Participants to USDA- Sponsored Workshop see Microarray Facility  at ISU 

Iowa State University
Tower & Fountain

On Wednesday, the 29th of August, the workshop participants visited the Department of Agronomy at  Iowa State University.  Visitors were shown their microarray facilities which allow molecular biologists to study the composite gene function of a complex trait such as flowering, fruit ripening, vascular development etc., or their function in response to an environmental stress such as drought, gravity pull, heat or cold shock. Those genes that are activated or inactivated in the genome of the organism as a result of a stress can be identified in a microarray experiment.  cDNA fragments of the material of interest  are arranged in the form of  tiny square grids in a glass slide by a computer-aided robot.

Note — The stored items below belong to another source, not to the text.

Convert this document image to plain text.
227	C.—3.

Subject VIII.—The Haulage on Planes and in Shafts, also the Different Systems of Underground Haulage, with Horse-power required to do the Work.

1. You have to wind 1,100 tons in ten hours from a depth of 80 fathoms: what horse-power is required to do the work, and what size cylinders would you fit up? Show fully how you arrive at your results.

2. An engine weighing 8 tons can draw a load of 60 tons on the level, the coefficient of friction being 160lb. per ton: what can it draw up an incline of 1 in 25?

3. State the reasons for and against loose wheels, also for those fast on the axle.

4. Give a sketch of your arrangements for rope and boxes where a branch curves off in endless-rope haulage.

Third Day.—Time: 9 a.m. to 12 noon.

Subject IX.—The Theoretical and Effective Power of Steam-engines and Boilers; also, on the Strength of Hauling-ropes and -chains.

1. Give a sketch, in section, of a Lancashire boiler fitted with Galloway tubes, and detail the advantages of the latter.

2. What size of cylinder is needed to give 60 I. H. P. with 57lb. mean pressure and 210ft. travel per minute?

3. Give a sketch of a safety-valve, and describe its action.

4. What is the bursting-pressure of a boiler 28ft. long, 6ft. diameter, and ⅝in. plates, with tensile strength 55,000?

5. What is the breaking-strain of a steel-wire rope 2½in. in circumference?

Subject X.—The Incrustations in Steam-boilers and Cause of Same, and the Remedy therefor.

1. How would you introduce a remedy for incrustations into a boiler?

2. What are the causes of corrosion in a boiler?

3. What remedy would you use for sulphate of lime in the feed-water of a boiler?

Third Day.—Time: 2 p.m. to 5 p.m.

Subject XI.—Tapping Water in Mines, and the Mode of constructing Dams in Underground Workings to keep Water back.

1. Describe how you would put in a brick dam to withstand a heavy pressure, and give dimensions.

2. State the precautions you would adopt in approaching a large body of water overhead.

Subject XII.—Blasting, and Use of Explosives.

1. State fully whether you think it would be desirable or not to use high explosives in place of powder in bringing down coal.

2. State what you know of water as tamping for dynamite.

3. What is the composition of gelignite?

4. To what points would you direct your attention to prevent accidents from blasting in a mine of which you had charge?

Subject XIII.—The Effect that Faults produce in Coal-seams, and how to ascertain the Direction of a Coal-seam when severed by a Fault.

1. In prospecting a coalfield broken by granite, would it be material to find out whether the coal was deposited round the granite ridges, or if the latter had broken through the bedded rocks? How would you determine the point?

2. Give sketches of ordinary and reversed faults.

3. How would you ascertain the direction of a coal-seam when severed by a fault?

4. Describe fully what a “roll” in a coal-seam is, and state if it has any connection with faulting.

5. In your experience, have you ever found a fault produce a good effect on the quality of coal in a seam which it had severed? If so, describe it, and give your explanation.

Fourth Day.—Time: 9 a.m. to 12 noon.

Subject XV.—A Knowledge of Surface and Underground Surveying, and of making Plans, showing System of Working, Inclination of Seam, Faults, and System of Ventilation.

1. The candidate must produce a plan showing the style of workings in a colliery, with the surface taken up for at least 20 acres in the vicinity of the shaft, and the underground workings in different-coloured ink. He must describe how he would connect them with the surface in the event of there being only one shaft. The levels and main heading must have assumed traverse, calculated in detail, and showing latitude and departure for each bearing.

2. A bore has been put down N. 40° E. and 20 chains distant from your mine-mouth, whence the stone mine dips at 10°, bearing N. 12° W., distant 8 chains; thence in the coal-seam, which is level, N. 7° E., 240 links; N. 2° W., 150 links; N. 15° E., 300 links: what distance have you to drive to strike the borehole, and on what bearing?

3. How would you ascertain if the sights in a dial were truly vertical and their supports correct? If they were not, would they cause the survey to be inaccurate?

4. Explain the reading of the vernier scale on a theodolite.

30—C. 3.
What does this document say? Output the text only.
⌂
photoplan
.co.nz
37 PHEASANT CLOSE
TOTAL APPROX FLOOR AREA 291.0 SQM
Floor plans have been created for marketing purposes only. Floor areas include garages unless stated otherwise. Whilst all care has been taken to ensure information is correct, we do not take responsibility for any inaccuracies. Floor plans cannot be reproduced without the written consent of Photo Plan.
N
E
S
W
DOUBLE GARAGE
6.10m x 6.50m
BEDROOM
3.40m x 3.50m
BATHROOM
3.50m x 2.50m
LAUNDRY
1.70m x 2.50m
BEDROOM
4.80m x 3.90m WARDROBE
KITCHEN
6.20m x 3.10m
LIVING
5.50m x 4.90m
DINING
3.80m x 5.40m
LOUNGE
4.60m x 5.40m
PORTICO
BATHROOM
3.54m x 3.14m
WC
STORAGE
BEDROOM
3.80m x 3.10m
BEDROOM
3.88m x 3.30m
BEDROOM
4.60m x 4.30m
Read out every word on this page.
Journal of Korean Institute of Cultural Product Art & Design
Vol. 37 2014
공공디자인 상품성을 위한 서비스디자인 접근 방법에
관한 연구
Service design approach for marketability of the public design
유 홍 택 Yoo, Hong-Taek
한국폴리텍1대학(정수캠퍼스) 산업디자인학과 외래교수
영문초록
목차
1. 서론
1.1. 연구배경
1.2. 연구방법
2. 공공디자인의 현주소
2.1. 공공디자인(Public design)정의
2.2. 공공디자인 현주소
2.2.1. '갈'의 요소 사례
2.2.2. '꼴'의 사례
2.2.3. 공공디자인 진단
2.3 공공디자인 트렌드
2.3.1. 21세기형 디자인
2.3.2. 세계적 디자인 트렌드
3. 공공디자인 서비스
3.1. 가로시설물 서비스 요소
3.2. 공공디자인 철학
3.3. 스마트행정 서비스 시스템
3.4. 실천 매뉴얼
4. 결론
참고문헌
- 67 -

Visitors were informed that microarray machines  cost  about a quarter of a million  dollars each*.  Equipped with computer aided automation (robot), these machines use  high throughput methods for not only depositing 20,000 different cDNA samples on a glass slide but also  isolating plasmid DNA from 500 recombinant clones in one day and send them for sequencing. (It costs about $3 per base pair.)  DNA samples are deposited by steel needles on a glass slide.  Needles which cost $ 200 each,  have  a built-in a very thin slit.  They collect DNA samples by capillary action and deposit   them simultaneously on poly-l-lysine coated slides  The needles then change alignment by about 0.5 mm and deposit another set of samples, next to the earlier slots of  eight. The process goes on until all 20,000 cDNA samples are printed on one slide.

The slide can then be hybridized with different cDNA's, labelled with different fluorescent probes. Once the machine is set up, the microarray work can be carried out routinely by trained technicians.  Since the expression of a complex character is the result of the interaction of a large number of genes which light up in the microarray, analysis and interpretation of data is the most difficult part of a microarray experiment. The University has 50 Ph.D. students specializing in  bioinformatics to do the above difficult task.